Before you run a background check in Oregon, be sure to research state and local background check laws and federal regulations. Keep in mind that while Oregon background checks are subject to state laws and executive orders, some areas may enforce additional regulations. Be sure you’re educated on the law in your region and adhere to the HUD’s recommendations 

How to Run Background Checks in Oregon?

When conducting background checks in Oregon, it’s best to use a third-party provider. However, you can run an Oregon background check yourself. If you run a DIY background check, your best bet is to fill out a criminal history request form to get criminal history records from the Oregon State Police, contact an applicant’s former landlords and employers, obtain a credit report (Equifax, Experian, and TransUnion are the three major credit reporting agencies that compile credit information), verify income, look at the sex offender registry, and ensure you have all the information you need to conduct thorough tenant screening. DIY checks can be very risky, though, because it’s much easier to run afoul of laws inadvertently (unless you’re extremely well-versed in the law). They can also be extremely time-consuming. 

For expediency and the peace of mind that you’re working with a company abiding by laws, it’s a better option for most landlords is hiring a third-party provider. You can select the kind of reporting you need and let the third-party take care of the collection and reporting process, which saves you substantial time and effort. 

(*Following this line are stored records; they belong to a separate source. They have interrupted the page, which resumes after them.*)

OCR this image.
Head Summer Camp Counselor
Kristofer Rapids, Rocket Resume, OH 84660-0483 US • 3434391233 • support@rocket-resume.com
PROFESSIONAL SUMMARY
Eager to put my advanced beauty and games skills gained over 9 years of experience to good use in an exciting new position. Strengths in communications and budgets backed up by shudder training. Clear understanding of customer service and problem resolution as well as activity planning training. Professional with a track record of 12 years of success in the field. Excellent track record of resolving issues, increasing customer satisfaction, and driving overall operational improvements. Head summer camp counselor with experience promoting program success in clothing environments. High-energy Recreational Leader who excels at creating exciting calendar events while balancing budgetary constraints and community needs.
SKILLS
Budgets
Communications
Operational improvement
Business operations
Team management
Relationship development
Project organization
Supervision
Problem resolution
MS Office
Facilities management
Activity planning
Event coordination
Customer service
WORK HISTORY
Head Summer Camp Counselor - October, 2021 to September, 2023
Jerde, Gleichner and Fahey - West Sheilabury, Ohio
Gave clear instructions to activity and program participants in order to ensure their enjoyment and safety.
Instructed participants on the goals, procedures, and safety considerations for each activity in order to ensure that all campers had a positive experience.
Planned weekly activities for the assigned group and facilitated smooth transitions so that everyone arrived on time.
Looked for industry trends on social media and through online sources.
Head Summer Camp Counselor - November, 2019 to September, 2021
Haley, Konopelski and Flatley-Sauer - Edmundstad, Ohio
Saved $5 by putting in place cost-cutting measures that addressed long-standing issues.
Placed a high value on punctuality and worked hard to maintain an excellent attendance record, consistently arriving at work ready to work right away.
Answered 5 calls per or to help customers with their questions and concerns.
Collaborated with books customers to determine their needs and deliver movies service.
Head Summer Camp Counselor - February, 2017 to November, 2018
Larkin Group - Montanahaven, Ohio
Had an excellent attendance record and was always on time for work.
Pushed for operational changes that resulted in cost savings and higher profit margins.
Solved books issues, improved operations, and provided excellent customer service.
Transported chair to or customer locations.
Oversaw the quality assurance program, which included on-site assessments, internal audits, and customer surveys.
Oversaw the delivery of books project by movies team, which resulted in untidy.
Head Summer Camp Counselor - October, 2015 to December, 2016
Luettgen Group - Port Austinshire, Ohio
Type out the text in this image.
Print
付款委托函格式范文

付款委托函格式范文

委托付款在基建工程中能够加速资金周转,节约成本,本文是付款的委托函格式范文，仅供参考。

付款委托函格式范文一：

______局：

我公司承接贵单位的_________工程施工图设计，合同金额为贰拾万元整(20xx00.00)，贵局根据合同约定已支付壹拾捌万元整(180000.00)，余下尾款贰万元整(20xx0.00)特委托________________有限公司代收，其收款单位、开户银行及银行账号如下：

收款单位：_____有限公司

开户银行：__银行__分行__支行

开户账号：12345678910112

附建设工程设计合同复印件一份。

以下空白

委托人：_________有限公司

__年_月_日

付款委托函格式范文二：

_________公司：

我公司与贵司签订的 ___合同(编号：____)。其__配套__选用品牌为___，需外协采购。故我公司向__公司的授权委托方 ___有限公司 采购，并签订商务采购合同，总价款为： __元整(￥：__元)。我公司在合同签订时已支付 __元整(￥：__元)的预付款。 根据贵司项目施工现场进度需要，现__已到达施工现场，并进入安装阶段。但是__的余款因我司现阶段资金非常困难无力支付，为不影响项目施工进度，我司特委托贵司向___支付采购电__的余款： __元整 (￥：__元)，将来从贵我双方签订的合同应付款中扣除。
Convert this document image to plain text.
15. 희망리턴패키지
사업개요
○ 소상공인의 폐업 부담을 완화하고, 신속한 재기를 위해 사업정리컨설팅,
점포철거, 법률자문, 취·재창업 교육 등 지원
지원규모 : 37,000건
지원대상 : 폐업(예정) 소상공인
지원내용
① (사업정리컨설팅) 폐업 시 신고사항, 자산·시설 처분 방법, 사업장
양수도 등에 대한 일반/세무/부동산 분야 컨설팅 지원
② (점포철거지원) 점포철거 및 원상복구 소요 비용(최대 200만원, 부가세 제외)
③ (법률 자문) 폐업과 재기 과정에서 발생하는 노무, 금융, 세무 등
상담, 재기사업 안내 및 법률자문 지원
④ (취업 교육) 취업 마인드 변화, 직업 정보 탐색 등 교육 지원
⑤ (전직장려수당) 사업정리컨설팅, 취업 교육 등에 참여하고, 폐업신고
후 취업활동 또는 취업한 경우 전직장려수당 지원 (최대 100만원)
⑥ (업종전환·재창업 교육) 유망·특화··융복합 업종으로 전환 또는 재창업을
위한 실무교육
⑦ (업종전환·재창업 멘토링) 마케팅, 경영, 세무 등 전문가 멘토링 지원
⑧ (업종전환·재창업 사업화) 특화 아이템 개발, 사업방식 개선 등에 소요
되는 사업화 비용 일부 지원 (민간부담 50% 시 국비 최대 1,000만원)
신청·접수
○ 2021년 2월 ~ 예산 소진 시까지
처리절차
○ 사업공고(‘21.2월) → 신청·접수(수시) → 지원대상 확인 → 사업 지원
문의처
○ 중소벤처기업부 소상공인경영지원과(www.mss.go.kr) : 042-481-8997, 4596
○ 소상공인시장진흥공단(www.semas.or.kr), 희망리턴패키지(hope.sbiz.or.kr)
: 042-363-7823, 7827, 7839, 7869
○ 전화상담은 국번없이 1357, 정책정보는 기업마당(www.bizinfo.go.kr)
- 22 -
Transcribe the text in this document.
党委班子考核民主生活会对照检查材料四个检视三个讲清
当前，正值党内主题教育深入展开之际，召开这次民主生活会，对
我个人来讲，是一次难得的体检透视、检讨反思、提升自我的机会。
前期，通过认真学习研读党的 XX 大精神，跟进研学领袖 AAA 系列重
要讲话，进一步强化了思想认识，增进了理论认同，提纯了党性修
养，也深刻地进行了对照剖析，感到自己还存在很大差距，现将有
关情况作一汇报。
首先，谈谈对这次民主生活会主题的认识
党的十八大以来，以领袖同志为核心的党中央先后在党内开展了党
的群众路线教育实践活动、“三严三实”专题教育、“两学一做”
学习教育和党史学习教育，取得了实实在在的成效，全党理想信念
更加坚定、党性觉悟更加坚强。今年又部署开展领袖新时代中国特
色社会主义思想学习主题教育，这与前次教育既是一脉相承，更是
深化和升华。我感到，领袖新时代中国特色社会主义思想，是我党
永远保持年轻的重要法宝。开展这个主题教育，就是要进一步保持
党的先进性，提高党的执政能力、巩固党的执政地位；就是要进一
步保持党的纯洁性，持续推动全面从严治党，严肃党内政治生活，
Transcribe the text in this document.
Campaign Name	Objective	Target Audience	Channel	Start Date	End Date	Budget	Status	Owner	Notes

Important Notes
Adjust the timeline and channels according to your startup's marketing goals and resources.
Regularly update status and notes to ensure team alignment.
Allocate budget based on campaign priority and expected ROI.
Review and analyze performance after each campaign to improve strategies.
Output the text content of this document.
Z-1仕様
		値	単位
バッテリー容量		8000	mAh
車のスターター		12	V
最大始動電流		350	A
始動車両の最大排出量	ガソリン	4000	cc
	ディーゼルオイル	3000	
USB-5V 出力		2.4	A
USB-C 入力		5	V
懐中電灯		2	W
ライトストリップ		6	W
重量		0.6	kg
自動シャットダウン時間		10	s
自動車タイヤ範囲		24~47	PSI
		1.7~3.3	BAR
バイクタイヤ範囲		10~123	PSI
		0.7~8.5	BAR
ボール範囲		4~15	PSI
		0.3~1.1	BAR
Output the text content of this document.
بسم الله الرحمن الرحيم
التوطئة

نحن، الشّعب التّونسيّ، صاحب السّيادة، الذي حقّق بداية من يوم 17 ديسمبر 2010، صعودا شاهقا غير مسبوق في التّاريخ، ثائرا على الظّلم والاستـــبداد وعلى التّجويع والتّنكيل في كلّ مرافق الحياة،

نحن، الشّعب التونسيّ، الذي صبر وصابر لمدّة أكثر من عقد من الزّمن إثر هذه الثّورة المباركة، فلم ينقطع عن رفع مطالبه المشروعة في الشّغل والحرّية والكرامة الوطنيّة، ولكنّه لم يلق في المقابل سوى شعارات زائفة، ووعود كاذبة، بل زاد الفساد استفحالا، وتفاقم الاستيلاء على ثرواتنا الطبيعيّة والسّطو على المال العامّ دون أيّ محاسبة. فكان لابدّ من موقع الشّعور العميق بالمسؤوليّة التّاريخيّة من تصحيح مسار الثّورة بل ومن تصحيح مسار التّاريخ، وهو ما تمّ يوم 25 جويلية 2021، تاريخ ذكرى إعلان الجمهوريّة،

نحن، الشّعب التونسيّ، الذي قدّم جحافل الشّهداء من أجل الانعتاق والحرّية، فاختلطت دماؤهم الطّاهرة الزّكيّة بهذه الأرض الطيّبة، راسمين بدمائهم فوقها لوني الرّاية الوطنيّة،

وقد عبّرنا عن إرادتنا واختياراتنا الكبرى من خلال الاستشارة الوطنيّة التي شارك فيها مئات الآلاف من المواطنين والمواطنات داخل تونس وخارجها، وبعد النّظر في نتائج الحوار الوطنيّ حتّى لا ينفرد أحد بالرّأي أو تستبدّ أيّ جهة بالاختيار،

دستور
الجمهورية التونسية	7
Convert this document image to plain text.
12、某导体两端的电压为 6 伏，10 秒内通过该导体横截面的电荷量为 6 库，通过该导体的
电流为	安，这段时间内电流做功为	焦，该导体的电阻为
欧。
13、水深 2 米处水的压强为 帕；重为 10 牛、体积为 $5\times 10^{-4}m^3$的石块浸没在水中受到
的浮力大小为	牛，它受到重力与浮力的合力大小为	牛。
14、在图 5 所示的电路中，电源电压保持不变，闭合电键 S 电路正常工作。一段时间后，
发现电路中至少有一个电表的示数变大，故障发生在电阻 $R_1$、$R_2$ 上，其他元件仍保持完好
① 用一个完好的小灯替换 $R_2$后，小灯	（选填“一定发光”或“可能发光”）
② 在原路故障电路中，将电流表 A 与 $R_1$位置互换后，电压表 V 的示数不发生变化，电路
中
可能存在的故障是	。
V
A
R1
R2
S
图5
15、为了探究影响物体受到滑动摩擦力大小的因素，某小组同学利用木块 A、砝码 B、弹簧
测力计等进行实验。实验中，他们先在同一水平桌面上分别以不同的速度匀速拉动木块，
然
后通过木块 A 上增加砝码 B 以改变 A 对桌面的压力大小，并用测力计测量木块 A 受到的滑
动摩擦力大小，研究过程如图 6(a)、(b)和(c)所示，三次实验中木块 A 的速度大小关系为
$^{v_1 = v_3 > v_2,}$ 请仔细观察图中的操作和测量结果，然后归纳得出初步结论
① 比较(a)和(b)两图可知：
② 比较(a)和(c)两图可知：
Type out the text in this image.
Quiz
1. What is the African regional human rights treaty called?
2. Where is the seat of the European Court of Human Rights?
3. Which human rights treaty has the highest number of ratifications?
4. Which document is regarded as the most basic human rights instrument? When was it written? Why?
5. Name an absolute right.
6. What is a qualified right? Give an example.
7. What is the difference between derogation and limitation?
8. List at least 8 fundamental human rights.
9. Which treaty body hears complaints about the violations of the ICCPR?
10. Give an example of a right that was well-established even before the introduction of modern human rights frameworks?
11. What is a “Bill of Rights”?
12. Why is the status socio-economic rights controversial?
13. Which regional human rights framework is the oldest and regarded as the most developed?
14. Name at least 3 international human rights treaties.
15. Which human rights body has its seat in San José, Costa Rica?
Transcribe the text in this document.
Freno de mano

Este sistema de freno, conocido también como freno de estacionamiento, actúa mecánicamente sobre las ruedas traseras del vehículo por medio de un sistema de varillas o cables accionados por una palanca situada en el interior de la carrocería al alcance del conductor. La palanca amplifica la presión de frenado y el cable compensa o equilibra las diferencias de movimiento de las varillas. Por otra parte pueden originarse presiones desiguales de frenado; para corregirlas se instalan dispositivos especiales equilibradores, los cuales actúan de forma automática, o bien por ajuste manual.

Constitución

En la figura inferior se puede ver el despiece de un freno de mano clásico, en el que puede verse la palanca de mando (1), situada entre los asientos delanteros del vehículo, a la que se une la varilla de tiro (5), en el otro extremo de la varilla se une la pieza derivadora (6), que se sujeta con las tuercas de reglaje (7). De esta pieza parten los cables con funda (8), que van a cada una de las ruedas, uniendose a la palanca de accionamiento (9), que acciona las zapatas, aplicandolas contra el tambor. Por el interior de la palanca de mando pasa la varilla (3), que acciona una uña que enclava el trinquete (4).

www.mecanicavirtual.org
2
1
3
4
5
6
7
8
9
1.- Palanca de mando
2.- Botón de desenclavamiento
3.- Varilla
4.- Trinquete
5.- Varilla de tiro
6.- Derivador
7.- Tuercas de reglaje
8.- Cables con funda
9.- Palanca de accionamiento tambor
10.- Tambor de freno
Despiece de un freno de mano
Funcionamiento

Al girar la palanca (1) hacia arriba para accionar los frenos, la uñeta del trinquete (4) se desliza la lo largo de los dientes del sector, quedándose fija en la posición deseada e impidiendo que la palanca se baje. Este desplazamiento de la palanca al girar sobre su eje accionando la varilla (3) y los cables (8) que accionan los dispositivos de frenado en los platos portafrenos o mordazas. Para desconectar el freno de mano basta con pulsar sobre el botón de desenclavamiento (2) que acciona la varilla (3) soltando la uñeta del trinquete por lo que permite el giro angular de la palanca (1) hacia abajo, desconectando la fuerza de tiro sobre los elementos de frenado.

Background Checks with Innago

At Innago, we’ve partnered with TransUnion SmartMove to help you review background check information and identify high quality applicants. Running a background check through Innago allows you to quickly and easily identify the best applicants and ensure their application information is accurate. Likewise, Innago’s income verification feature helps our users verify reported income by connecting to their bank account, payroll provider, or by uploading documents. 

 

Disclaimer: This article is for educational purposes only and does not constitute legal advice. We recommend you consult with professional counsel if you have legal questions regarding your specific practices and compliance with relevant laws.